Dr. Svetlana Savranskaya is director of Russia programs at the National Security Archive, George Washington University, and the editor of the new book by the late Sergo Mikoyan, “The Soviet Cuban Missile Crisis: Castro, Mikoyan, Kennedy, Khrushchev and the Missiles of November”. She coordinated the Russian delegations to the historic 30th anniversary Cuban Missile Crisis conference in Havana in 1992 and to the landmark 40th anniversary Havana conference in 2002.

Dr. Savranskaya won the Link-Kuehl Prize in 2011 from the Society for Historians of American Foreign Relations, recognizing the best documentary publication over the previous two years, for her book (with Thomas Blanton and Vladislav Zubok) “Masterpieces of History: The Peaceful End of the Cold War in Europe 1989”. She also serves as an adjunct professor teaching U.S.-Russian relations and modern Russian history at the American University School of International Service in Washington, D.C.  She earned her Ph.D. in political science and international affairs in 1998 from Emory University, where she studied with Professors Robert Pastor and Thomas Remington.  A “Red Diploma” graduate of the Moscow State University in 1988, she went on to study at the Institute of World Economy and International Relations of the USSR Academy of Sciences in 1989-90 before moving to Emory, where she won a dissertation fellowship from the Institute for the Study of World Politics and worked as a Hewlett Fellow at the Carter Presidential Center in 1993. Her articles and chapters have appeared in the Journal of Strategic Studies, The Cold War International History Project Bulletin, and the Cambridge History of the Cold War, among many other publications.

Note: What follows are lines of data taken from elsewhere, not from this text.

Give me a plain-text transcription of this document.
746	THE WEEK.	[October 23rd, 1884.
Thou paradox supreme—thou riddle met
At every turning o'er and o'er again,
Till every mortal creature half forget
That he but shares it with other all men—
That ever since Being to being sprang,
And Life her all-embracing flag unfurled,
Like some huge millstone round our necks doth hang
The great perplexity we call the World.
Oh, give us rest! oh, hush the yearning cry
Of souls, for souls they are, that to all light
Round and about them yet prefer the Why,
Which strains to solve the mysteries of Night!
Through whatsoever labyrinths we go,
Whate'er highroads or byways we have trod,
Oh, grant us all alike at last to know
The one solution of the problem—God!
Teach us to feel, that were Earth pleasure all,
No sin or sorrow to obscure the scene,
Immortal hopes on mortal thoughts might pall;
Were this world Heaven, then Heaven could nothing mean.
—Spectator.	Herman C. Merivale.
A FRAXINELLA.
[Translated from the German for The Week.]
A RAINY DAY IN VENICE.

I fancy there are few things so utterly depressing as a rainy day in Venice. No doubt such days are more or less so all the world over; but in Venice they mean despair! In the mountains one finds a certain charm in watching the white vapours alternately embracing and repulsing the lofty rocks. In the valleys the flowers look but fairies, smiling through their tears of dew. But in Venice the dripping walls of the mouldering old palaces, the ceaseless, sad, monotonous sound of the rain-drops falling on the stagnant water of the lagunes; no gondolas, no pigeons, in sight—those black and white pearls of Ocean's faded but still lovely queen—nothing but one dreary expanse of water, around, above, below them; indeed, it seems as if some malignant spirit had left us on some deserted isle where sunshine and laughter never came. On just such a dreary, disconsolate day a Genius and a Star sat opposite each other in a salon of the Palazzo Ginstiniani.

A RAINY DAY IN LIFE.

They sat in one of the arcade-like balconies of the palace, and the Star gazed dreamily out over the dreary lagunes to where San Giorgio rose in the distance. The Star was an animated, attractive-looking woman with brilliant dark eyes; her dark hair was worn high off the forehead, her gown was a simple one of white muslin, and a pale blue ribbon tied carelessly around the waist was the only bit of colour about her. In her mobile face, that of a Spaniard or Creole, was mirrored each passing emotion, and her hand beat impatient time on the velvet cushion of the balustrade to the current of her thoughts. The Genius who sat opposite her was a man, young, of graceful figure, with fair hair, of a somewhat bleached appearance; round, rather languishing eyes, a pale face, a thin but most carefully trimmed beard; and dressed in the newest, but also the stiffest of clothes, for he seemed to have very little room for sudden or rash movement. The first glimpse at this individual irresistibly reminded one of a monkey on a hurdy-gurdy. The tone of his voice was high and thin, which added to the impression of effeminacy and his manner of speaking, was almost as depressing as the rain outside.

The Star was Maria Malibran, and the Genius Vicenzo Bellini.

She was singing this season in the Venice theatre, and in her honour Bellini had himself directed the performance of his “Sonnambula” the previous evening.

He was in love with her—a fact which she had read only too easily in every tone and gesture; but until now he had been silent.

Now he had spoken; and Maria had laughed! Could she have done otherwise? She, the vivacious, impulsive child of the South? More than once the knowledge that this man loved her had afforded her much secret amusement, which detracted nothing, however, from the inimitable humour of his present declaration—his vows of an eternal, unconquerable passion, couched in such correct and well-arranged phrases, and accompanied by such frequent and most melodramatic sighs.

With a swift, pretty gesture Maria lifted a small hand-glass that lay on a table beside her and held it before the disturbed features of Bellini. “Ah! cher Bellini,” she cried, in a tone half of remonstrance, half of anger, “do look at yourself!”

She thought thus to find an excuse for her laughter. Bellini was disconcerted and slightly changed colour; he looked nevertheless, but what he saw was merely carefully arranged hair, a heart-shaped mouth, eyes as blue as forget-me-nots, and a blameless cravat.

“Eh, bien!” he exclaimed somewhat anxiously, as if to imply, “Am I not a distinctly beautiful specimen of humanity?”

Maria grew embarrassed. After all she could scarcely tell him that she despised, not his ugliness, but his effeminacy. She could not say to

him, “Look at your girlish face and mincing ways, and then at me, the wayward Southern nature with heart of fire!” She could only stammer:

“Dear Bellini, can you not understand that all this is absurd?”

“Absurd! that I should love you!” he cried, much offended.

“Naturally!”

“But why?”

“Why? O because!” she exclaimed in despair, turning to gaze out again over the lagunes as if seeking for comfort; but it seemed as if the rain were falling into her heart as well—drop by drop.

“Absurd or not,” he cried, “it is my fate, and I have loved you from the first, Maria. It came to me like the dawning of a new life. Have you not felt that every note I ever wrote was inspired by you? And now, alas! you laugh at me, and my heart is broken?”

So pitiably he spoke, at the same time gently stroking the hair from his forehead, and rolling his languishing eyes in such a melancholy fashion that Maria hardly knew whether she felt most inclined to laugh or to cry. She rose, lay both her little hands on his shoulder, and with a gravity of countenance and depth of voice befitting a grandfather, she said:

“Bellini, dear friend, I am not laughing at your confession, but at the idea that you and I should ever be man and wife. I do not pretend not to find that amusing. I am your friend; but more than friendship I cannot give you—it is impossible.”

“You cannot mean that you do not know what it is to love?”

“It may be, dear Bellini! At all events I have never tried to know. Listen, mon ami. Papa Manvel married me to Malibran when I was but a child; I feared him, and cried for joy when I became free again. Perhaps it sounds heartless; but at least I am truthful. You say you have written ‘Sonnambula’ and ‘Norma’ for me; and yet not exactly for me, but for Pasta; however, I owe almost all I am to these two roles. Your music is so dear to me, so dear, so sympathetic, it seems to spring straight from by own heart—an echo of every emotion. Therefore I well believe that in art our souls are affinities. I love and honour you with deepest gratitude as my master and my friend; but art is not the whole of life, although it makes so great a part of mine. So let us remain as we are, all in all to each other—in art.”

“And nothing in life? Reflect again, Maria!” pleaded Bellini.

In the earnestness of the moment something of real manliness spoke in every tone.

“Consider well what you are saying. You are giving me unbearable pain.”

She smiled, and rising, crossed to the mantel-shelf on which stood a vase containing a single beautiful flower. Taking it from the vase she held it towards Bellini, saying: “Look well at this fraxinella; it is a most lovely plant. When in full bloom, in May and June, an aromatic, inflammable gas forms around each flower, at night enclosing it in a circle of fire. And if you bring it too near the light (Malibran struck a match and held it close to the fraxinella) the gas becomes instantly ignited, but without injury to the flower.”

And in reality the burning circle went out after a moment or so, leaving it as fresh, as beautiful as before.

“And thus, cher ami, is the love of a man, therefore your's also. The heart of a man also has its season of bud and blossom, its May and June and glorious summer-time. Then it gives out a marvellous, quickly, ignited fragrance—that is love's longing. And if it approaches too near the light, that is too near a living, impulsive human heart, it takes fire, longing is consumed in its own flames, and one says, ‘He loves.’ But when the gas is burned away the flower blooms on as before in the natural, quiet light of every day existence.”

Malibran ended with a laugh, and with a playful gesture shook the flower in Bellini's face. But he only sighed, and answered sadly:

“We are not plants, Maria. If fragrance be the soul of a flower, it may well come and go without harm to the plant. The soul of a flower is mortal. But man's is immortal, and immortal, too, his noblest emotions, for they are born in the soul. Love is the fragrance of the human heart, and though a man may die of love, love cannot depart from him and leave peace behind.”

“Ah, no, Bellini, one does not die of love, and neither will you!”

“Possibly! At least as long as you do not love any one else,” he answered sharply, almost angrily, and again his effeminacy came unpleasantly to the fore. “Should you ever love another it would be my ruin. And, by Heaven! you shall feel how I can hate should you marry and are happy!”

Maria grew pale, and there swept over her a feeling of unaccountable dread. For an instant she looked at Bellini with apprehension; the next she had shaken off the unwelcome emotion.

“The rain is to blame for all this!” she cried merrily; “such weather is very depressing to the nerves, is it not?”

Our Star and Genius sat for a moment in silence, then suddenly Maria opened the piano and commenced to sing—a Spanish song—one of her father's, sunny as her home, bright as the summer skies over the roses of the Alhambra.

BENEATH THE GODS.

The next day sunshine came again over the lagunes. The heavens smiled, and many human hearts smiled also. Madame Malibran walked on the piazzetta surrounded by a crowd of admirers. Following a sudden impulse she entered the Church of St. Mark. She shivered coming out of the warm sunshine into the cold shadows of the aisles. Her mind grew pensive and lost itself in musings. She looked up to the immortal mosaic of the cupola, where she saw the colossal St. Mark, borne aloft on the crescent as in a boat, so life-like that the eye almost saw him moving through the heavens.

Polmar PhotoNorman Polmar is an analyst, consultant, and author specializing in naval, aviation, and intelligence issues. Mr. Polmar has consulted on naval-related issues to three U.S. Senators, the Speaker of the House, and the Deputy Councilor to the President, as well as to the Director of the Los Alamos National Laboratory.

From 1982 to 1986 and from December 2002 until June 2008, he served as a member of the Secretary of the Navy's Research Advisory Committee (NRAC). He chaired the NRAC panel established in 2005 to determine science and technology requirements for supporting the Navy and Marine Corps in the period 2015-2020. He also served on a sub-panel of the Defense Science Board’s study of transition to and from hostilities (2004) and was a member of a DARPA advisory panel looking at future warfare requirements (2007). In early 2007 he was appointed to reestablish and chair the Science and Technology Advisory Committee of the Department of Homeland Security. He served as chair of the committee until 1 August 2009, and remained a member until its charter expired in 2012.

Polmar has written or coauthored 50 published books and numerous articles on naval, aviation, and intelligence subjects. From 1967 to 1977, Mr. Polmar was editor of the United States sections of Jane’s Fighting Ships, being completely responsible for almost one-third of that annual reference work. He authored the reference books Ships and Aircraft of the U.S. Fleet  (nine editions). He also writes columns for the Naval Institute’s magazines Proceedings and Naval History.

His book DEFCON-2: Standing on the Brink of Nuclear War During the Cuban Missile Crisis (2006) is about the military aspects of the Cuban missile crisis of 1962. It was coauthored with John D. Gresham and they were also associate producers of the film entitled DEFCON-2, based on the book, which was aired on the Discovery Channel. Tom Clancy made the on-camera introduction and closing to the film, and wrote the foreword for the book. (In his first major interview following publication of his book Hunt for Red October--published in Time magazine--Mr. Clancy acknowledged Mr. Polmar's books as a major source for his technical information.)  Mr. Polmar visited Cuba and met with participants in the crisis for the filming of DEFCON-2.